And the OEMs provide a switch to turn it off.
That's not true any more. That's the news. People will install Linux on their laptops, find out that hibernation isn't working because of the so-called Secure Boot restrictions, get angry, and just give up Linux and go back to Windows and its world of post-boot malware.
That is the OEMs choice, just like is their choice whether to even give you access to the BIOS.
Impossible, no machine could ever be sold without the capability to boot from an external device, as this would prevent installing Microsoft Windows on it.
We've seen the same thing with default BIOS passwords before too, the hysterical idiots crying "what if the OEMs dont tell us the passwords?!".
Actually, what we have seen is that people saw the so-called Secure Boot as the unuseful and harmful thing that it is, and a limited number of Microsoft supporters labeled them as hysterical idiots pointing at the fact that it could always be disabled. Well, now it's no longer true, as widely expected by the hysterical idiots.
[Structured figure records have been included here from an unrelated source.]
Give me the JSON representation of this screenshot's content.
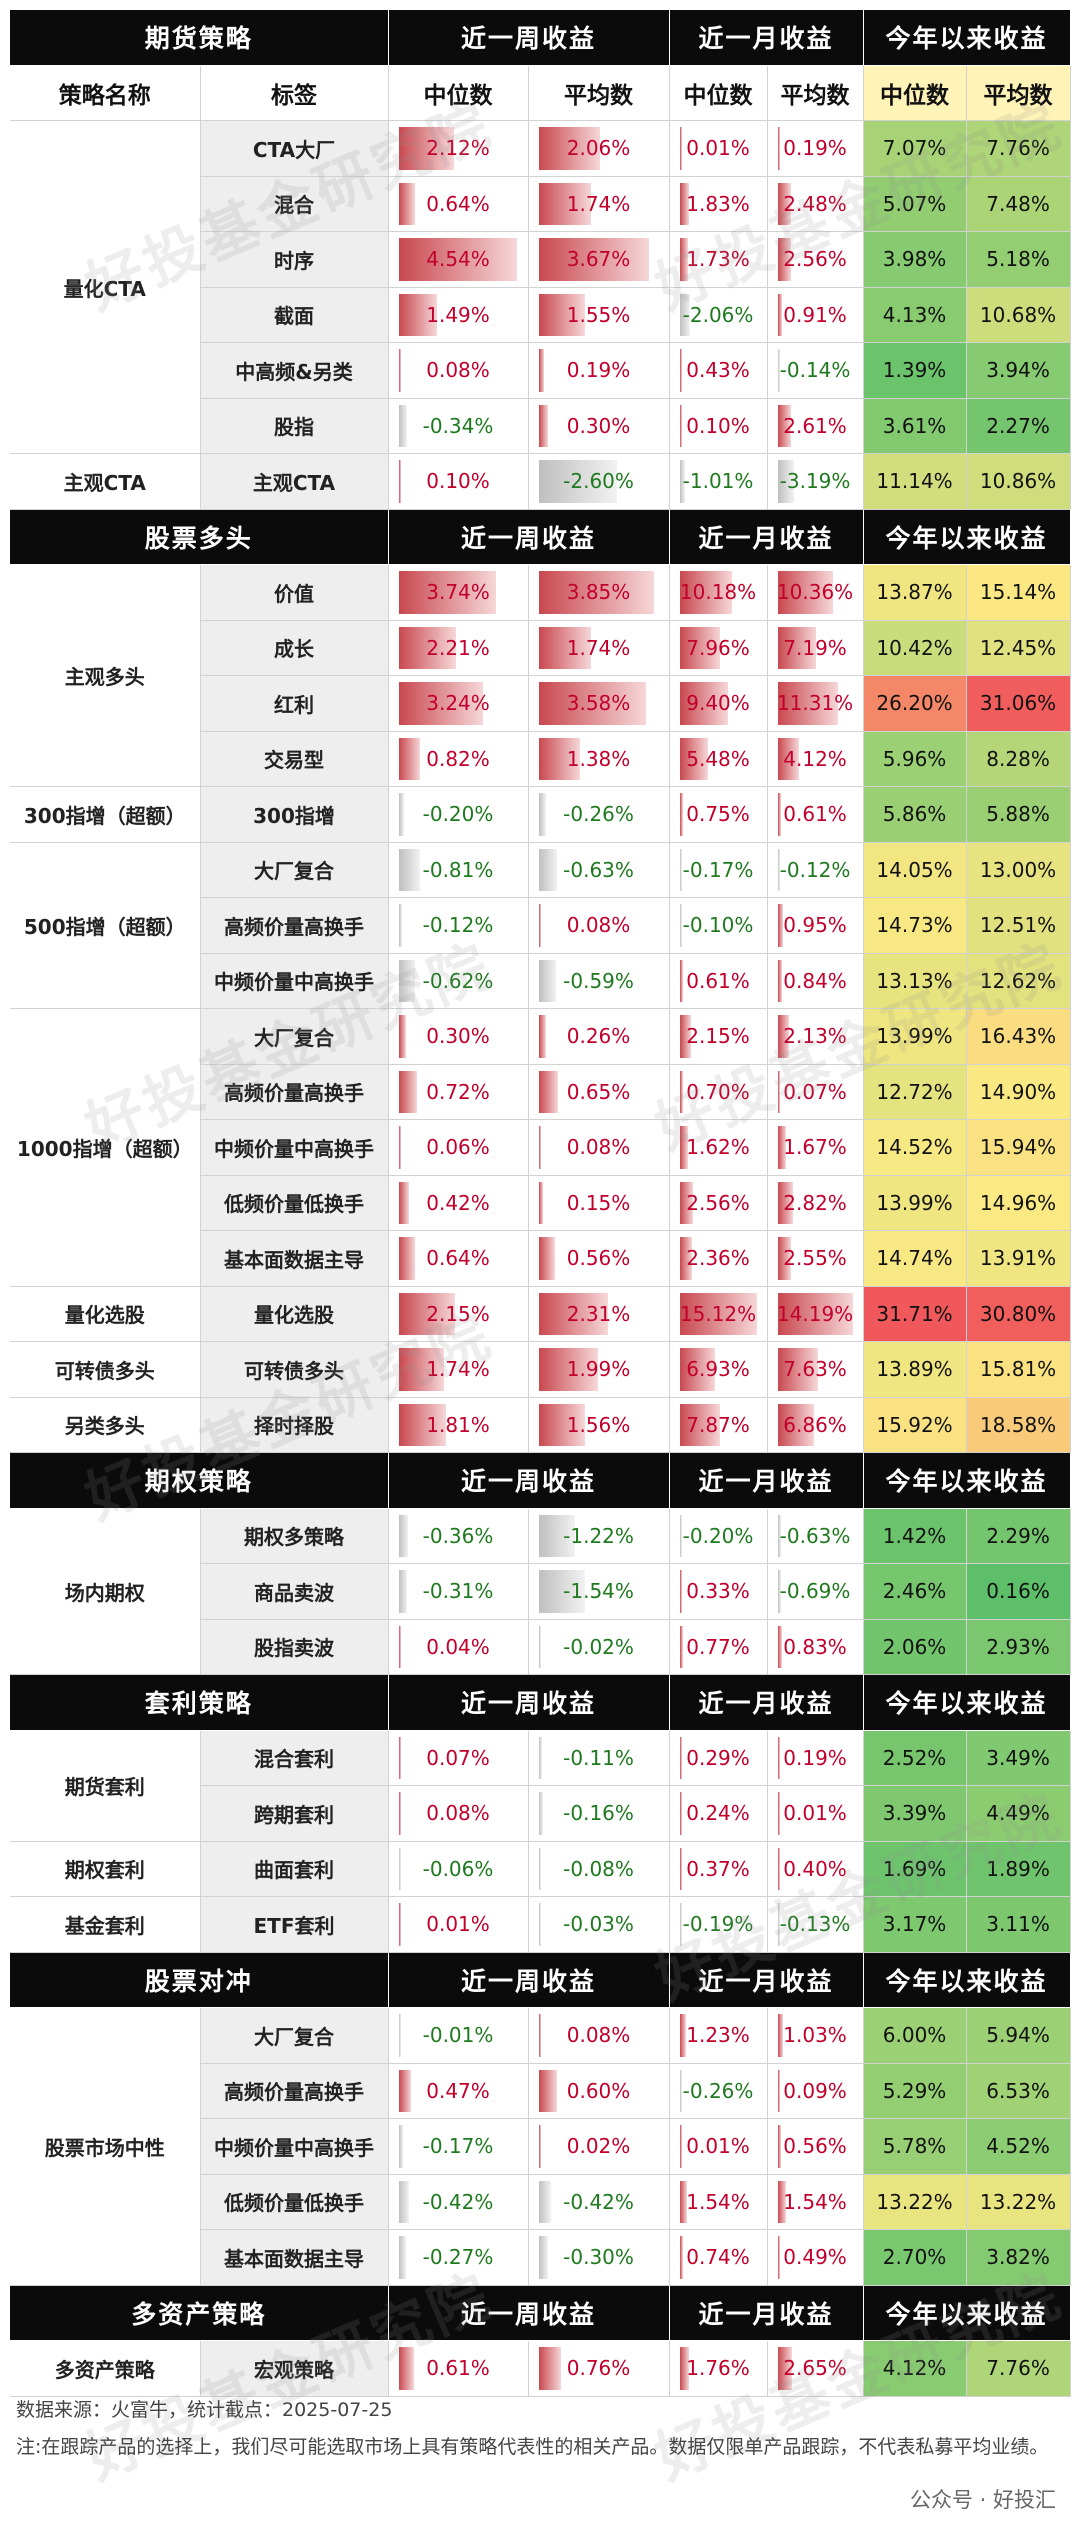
{
  "header_labels": {
    "week": "近一周收益",
    "month": "近一月收益",
    "ytd": "今年以来收益"
  },
  "sub_labels": {
    "name": "策略名称",
    "tag": "标签",
    "median": "中位数",
    "mean": "平均数"
  },
  "sections": [
    {
      "title": "期货策略",
      "with_sub": true,
      "groups": [
        {
          "name": "量化CTA",
          "rows": [
            {
              "label": "CTA大厂",
              "wm": "2.12%",
              "wa": "2.06%",
              "mm": "0.01%",
              "ma": "0.19%",
              "ym": "7.07%",
              "ya": "7.76%"
            },
            {
              "label": "混合",
              "wm": "0.64%",
              "wa": "1.74%",
              "mm": "1.83%",
              "ma": "2.48%",
              "ym": "5.07%",
              "ya": "7.48%"
            },
            {
              "label": "时序",
              "wm": "4.54%",
              "wa": "3.67%",
              "mm": "1.73%",
              "ma": "2.56%",
              "ym": "3.98%",
              "ya": "5.18%"
            },
            {
              "label": "截面",
              "wm": "1.49%",
              "wa": "1.55%",
              "mm": "-2.06%",
              "ma": "0.91%",
              "ym": "4.13%",
              "ya": "10.68%"
            },
            {
              "label": "中高频&另类",
              "wm": "0.08%",
              "wa": "0.19%",
              "mm": "0.43%",
              "ma": "-0.14%",
              "ym": "1.39%",
              "ya": "3.94%"
            },
            {
              "label": "股指",
              "wm": "-0.34%",
              "wa": "0.30%",
              "mm": "0.10%",
              "ma": "2.61%",
              "ym": "3.61%",
              "ya": "2.27%"
            }
          ]
        },
        {
          "name": "主观CTA",
          "rows": [
            {
              "label": "主观CTA",
              "wm": "0.10%",
              "wa": "-2.60%",
              "mm": "-1.01%",
              "ma": "-3.19%",
              "ym": "11.14%",
              "ya": "10.86%"
            }
          ]
        }
      ]
    },
    {
      "title": "股票多头",
      "with_sub": false,
      "groups": [
        {
          "name": "主观多头",
          "rows": [
            {
              "label": "价值",
              "wm": "3.74%",
              "wa": "3.85%",
              "mm": "10.18%",
              "ma": "10.36%",
              "ym": "13.87%",
              "ya": "15.14%"
            },
            {
              "label": "成长",
              "wm": "2.21%",
              "wa": "1.74%",
              "mm": "7.96%",
              "ma": "7.19%",
              "ym": "10.42%",
              "ya": "12.45%"
            },
            {
              "label": "红利",
              "wm": "3.24%",
              "wa": "3.58%",
              "mm": "9.40%",
              "ma": "11.31%",
              "ym": "26.20%",
              "ya": "31.06%"
            },
            {
              "label": "交易型",
              "wm": "0.82%",
              "wa": "1.38%",
              "mm": "5.48%",
              "ma": "4.12%",
              "ym": "5.96%",
              "ya": "8.28%"
            }
          ]
        },
        {
          "name": "300指增（超额）",
          "rows": [
            {
              "label": "300指增",
              "wm": "-0.20%",
              "wa": "-0.26%",
              "mm": "0.75%",
              "ma": "0.61%",
              "ym": "5.86%",
              "ya": "5.88%"
            }
          ]
        },
        {
          "name": "500指增（超额）",
          "rows": [
            {
              "label": "大厂复合",
              "wm": "-0.81%",
              "wa": "-0.63%",
              "mm": "-0.17%",
              "ma": "-0.12%",
              "ym": "14.05%",
              "ya": "13.00%"
            },
            {
              "label": "高频价量高换手",
              "wm": "-0.12%",
              "wa": "0.08%",
              "mm": "-0.10%",
              "ma": "0.95%",
              "ym": "14.73%",
              "ya": "12.51%"
            },
            {
              "label": "中频价量中高换手",
              "wm": "-0.62%",
              "wa": "-0.59%",
              "mm": "0.61%",
              "ma": "0.84%",
              "ym": "13.13%",
              "ya": "12.62%"
            }
          ]
        },
        {
          "name": "1000指增（超额）",
          "rows": [
            {
              "label": "大厂复合",
              "wm": "0.30%",
              "wa": "0.26%",
              "mm": "2.15%",
              "ma": "2.13%",
              "ym": "13.99%",
              "ya": "16.43%"
            },
            {
              "label": "高频价量高换手",
              "wm": "0.72%",
              "wa": "0.65%",
              "mm": "0.70%",
              "ma": "0.07%",
              "ym": "12.72%",
              "ya": "14.90%"
            },
            {
              "label": "中频价量中高换手",
              "wm": "0.06%",
              "wa": "0.08%",
              "mm": "1.62%",
              "ma": "1.67%",
              "ym": "14.52%",
              "ya": "15.94%"
            },
            {
              "label": "低频价量低换手",
              "wm": "0.42%",
              "wa": "0.15%",
              "mm": "2.56%",
              "ma": "2.82%",
              "ym": "13.99%",
              "ya": "14.96%"
            },
            {
              "label": "基本面数据主导",
              "wm": "0.64%",
              "wa": "0.56%",
              "mm": "2.36%",
              "ma": "2.55%",
              "ym": "14.74%",
              "ya": "13.91%"
            }
          ]
        },
        {
          "name": "量化选股",
          "rows": [
            {
              "label": "量化选股",
              "wm": "2.15%",
              "wa": "2.31%",
              "mm": "15.12%",
              "ma": "14.19%",
              "ym": "31.71%",
              "ya": "30.80%"
            }
          ]
        },
        {
          "name": "可转债多头",
          "rows": [
            {
              "label": "可转债多头",
              "wm": "1.74%",
              "wa": "1.99%",
              "mm": "6.93%",
              "ma": "7.63%",
              "ym": "13.89%",
              "ya": "15.81%"
            }
          ]
        },
        {
          "name": "另类多头",
          "rows": [
            {
              "label": "择时择股",
              "wm": "1.81%",
              "wa": "1.56%",
              "mm": "7.87%",
              "ma": "6.86%",
              "ym": "15.92%",
              "ya": "18.58%"
            }
          ]
        }
      ]
    },
    {
      "title": "期权策略",
      "with_sub": false,
      "groups": [
        {
          "name": "场内期权",
          "rows": [
            {
              "label": "期权多策略",
              "wm": "-0.36%",
              "wa": "-1.22%",
              "mm": "-0.20%",
              "ma": "-0.63%",
              "ym": "1.42%",
              "ya": "2.29%"
            },
            {
              "label": "商品卖波",
              "wm": "-0.31%",
              "wa": "-1.54%",
              "mm": "0.33%",
              "ma": "-0.69%",
              "ym": "2.46%",
              "ya": "0.16%"
            },
            {
              "label": "股指卖波",
              "wm": "0.04%",
              "wa": "-0.02%",
              "mm": "0.77%",
              "ma": "0.83%",
              "ym": "2.06%",
              "ya": "2.93%"
            }
          ]
        }
      ]
    },
    {
      "title": "套利策略",
      "with_sub": false,
      "groups": [
        {
          "name": "期货套利",
          "rows": [
            {
              "label": "混合套利",
              "wm": "0.07%",
              "wa": "-0.11%",
              "mm": "0.29%",
              "ma": "0.19%",
              "ym": "2.52%",
              "ya": "3.49%"
            },
            {
              "label": "跨期套利",
              "wm": "0.08%",
              "wa": "-0.16%",
              "mm": "0.24%",
              "ma": "0.01%",
              "ym": "3.39%",
              "ya": "4.49%"
            }
          ]
        },
        {
          "name": "期权套利",
          "rows": [
            {
              "label": "曲面套利",
              "wm": "-0.06%",
              "wa": "-0.08%",
              "mm": "0.37%",
              "ma": "0.40%",
              "ym": "1.69%",
              "ya": "1.89%"
            }
          ]
        },
        {
          "name": "基金套利",
          "rows": [
            {
              "label": "ETF套利",
              "wm": "0.01%",
              "wa": "-0.03%",
              "mm": "-0.19%",
              "ma": "-0.13%",
              "ym": "3.17%",
              "ya": "3.11%"
            }
          ]
        }
      ]
    },
    {
      "title": "股票对冲",
      "with_sub": false,
      "groups": [
        {
          "name": "股票市场中性",
          "rows": [
            {
              "label": "大厂复合",
              "wm": "-0.01%",
              "wa": "0.08%",
              "mm": "1.23%",
              "ma": "1.03%",
              "ym": "6.00%",
              "ya": "5.94%"
            },
            {
              "label": "高频价量高换手",
              "wm": "0.47%",
              "wa": "0.60%",
              "mm": "-0.26%",
              "ma": "0.09%",
              "ym": "5.29%",
              "ya": "6.53%"
            },
            {
              "label": "中频价量中高换手",
              "wm": "-0.17%",
              "wa": "0.02%",
              "mm": "0.01%",
              "ma": "0.56%",
              "ym": "5.78%",
              "ya": "4.52%"
            },
            {
              "label": "低频价量低换手",
              "wm": "-0.42%",
              "wa": "-0.42%",
              "mm": "1.54%",
              "ma": "1.54%",
              "ym": "13.22%",
              "ya": "13.22%"
            },
            {
              "label": "基本面数据主导",
              "wm": "-0.27%",
              "wa": "-0.30%",
              "mm": "0.74%",
              "ma": "0.49%",
              "ym": "2.70%",
              "ya": "3.82%"
            }
          ]
        }
      ]
    },
    {
      "title": "多资产策略",
      "with_sub": false,
      "groups": [
        {
          "name": "多资产策略",
          "rows": [
            {
              "label": "宏观策略",
              "wm": "0.61%",
              "wa": "0.76%",
              "mm": "1.76%",
              "ma": "2.65%",
              "ym": "4.12%",
              "ya": "7.76%"
            }
          ]
        }
      ]
    }
  ],
  "watermark": "好投基金研究院",
  "footer": {
    "source": "数据来源：火富牛，统计截点：2025-07-25",
    "note": "注:在跟踪产品的选择上，我们尽可能选取市场上具有策略代表性的相关产品。数据仅限单产品跟踪，不代表私募平均业绩。"
  },
  "logo": "公众号 · 好投汇",
  "colors": {
    "header_bg": "#0b0b0b",
    "positive": "#c2002c",
    "negative": "#1f7a1f",
    "ytd_low": "#5cbf6a",
    "ytd_mid": "#fbe983",
    "ytd_high": "#f0555a"
  }
}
Blaming Microsoft when the onus is on the OEM is obvious stupidity or intentional malicious misdirection.
Leaving aside the fact that "leaving the onus on the OEM" already is an anti-competitive, anti-consumer and anti-free software behaviour, since you are less malicious than me, can you give a non-malicious explanation about why the requirement of being able to disable the so-called Secure Boot is being lifted now? What problem are MS trying to solve? The rising wave of hypno-malware that induces users to enter the firmware setup utility on their machines and disable boot restrictions?